This Week 150 Years Ago in Hickman – February 25, 1871
Stories of Interest from the Hickman Courier from February 25, 1871
• The Kentucky Senate passed the Kuklux bill to suppress lawlessness and crime in the State.
• Many young people enjoyed themselves at a festive dance held the night before at the Commercial Hotel in Hickman.
• George Rice, the proprietor of the New York Store purchased property in West Hickman and commenced improvements.
• Henry Campbell declines to run for State Legislature.
• John Quincy Adams King received the indorsement of the majority of counties in the Jackson Purchase as candidate for Governor.

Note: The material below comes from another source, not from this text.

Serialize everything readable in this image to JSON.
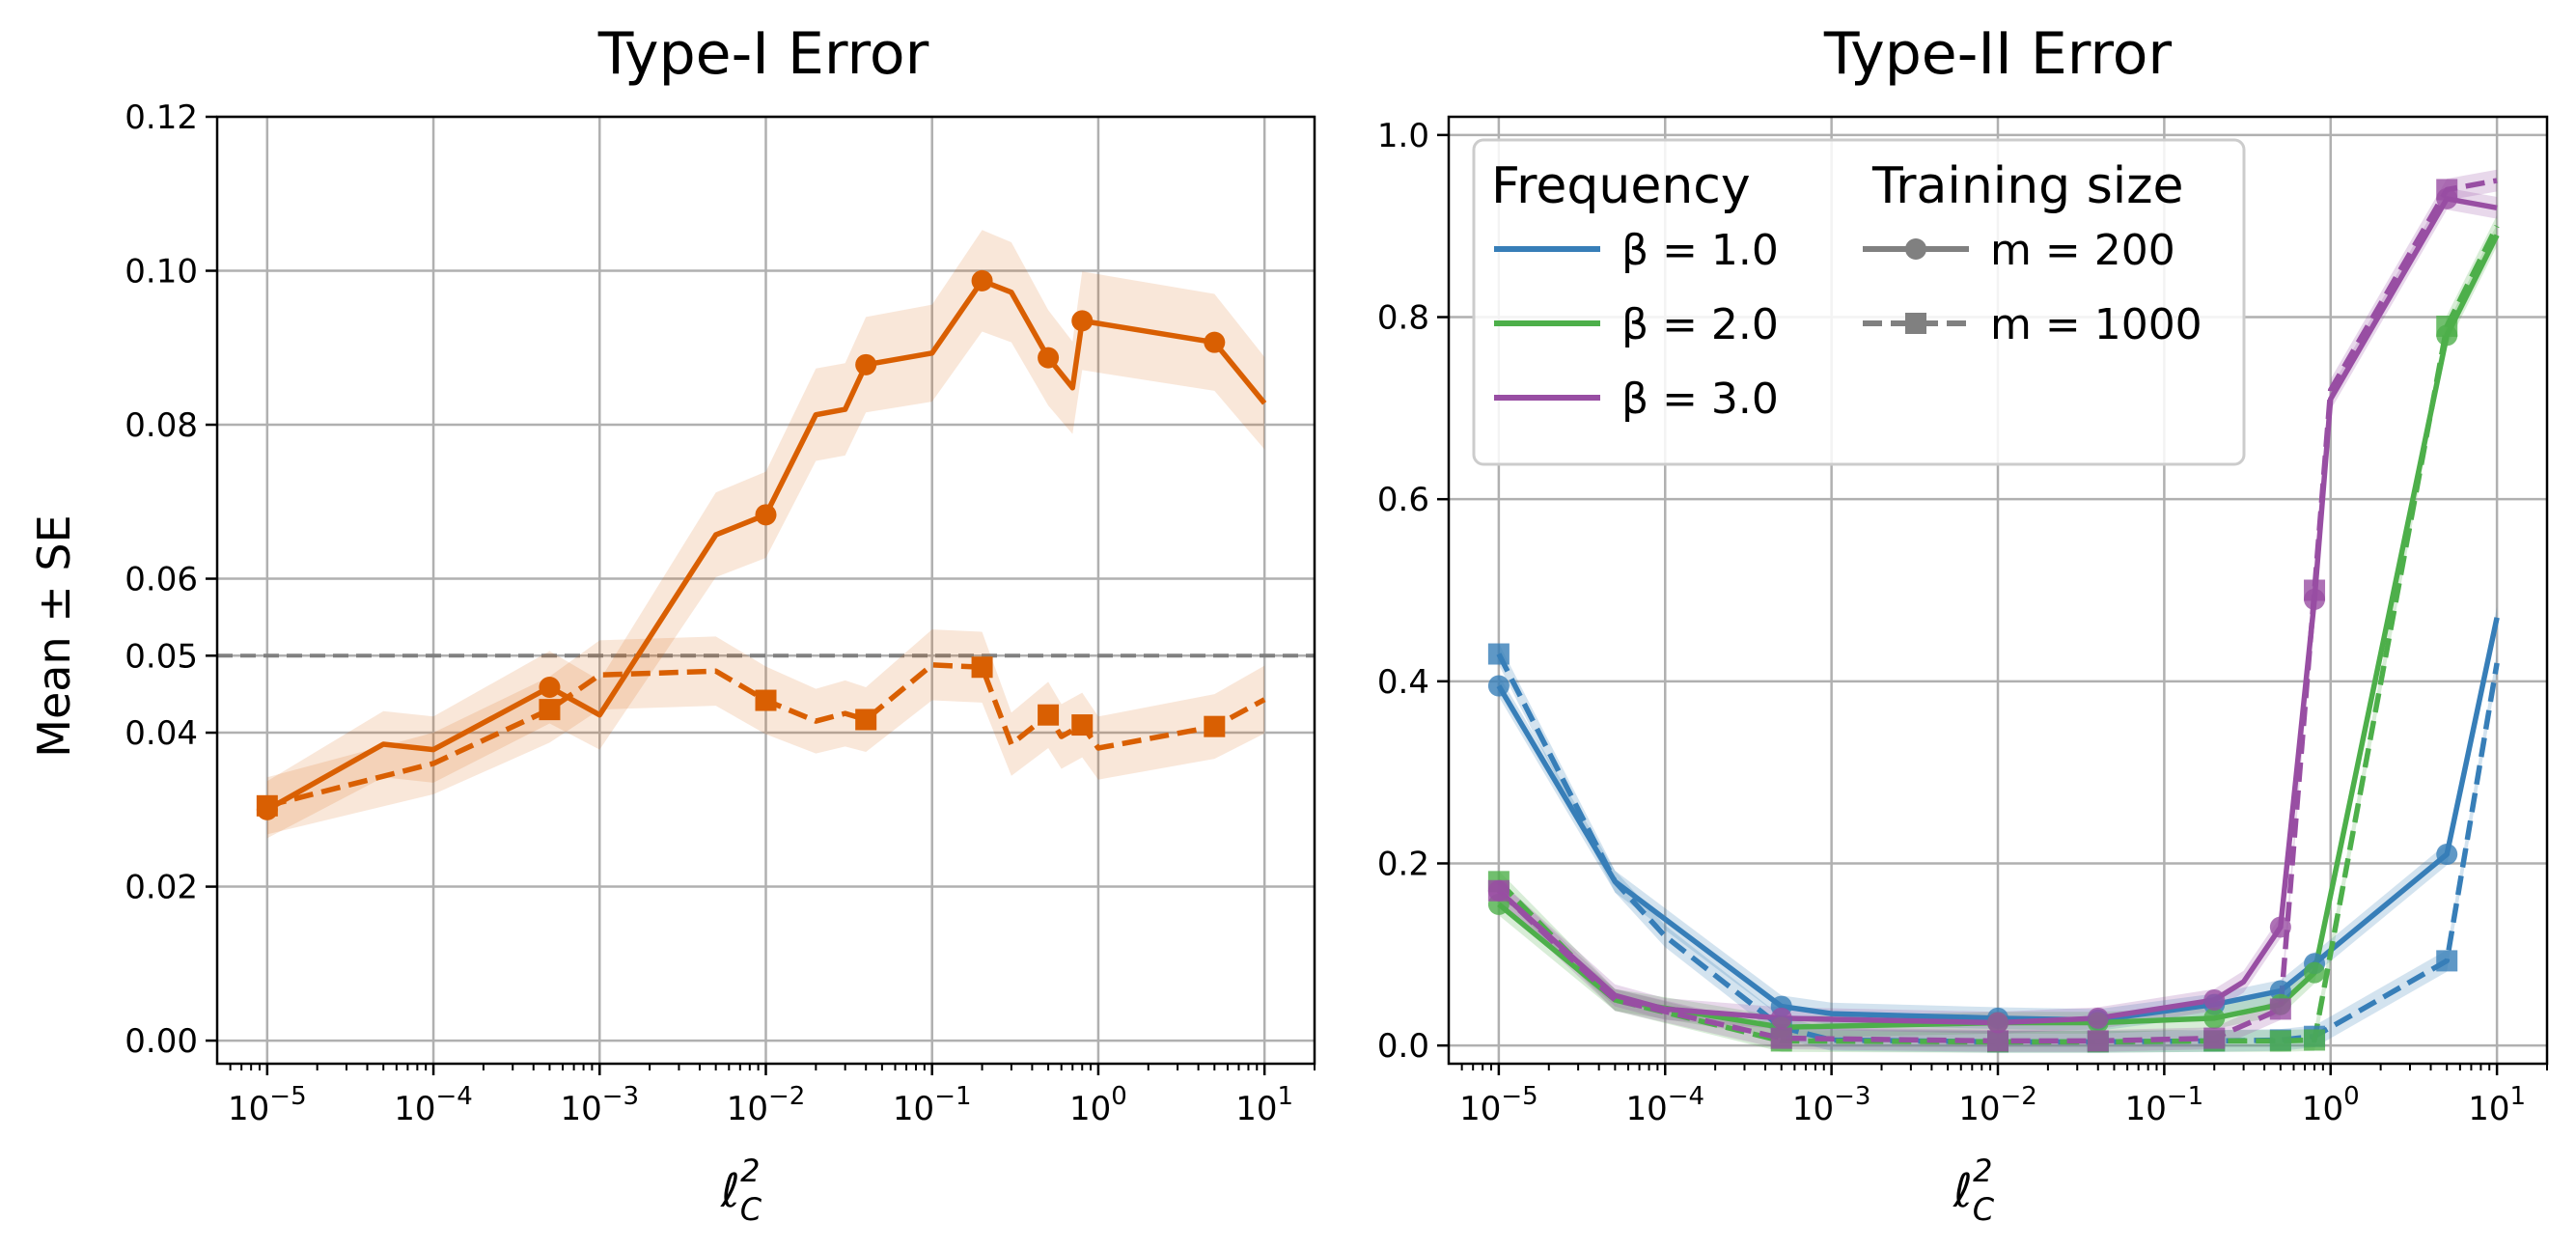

• The Beech Hill Academy of Hickman, under the tutelage of Joseph H. Roulhac and John W. Cowgill, will start classes on March 13th.
• There is a demand for woolen factories, wood factories, mills etc. by the citizens of Hickman. A Mr. Stamper visited Hickman to prospect establishing a woolen mill within the city.
• The Mississippi River has risen very rapidly in the past week and has reached far up its banks. It is feared that there may be a flood soon.
• Reverend S. X. Hall announced the establishment and endowment of an Odd Fellow’s Widow and Orphans Home near Harrodsburg. The local lodge contributed $1,200 to the cause.
• The Finance Committee of the City Council of Hickman recommended to the Council payments to local merchants to purchase a record book for $6.00 and $58.74 for lumber.
• The Kentucky Legislature postponed the vote to allow people of color to serve as witnesses or testify in State courts.
• Thomas E. Gleeson and Judge B. R. Walker, both of Fulton County, announced their candidacy for the State Legislature for Hickman and Fulton counties. J. F. Hawkins of Madrid Bend has been called upon by the citizens of that district to become a candidate. Dr. D. M. Usher of Lodgeton was also encouraged to run for office.
• Ellis T. Jenkins, Deputy U.S. Marshal of the Eastern District of Missouri, was shot and killed while standing in the sitting room of a hotel in New Madrid. He was believed to have been killed by the son of the Sheriff of New Madrid County during a drunken row.
• The people of Troy, Tennessee are canvassing a railroad construction project which will connect Troy Station to the Paducah & Gulf Railroad. Businessmen of Hickman fear that the project may divert the thousands of cotton bales which arrive from Troy seasonally.
• Numerous law suits against high office holders in Tennessee for violating the 14th Amendment have been suspended by the Federal judges on the “ground of political excitement that would transfer the validity of laws having legislative sanction from legal tribunals.”
• The Paris Intelligencer reports that the wheat crop in Henry County was looking “rather badly” but that as the season advances the prospect of a better crop may emerge.
• The Kentucky Legislature passed an act authorizing the St. Louis & Iron Mountain Railroad Company to extend their line through Columbus to connect with the Mobile & Ohio Railroad.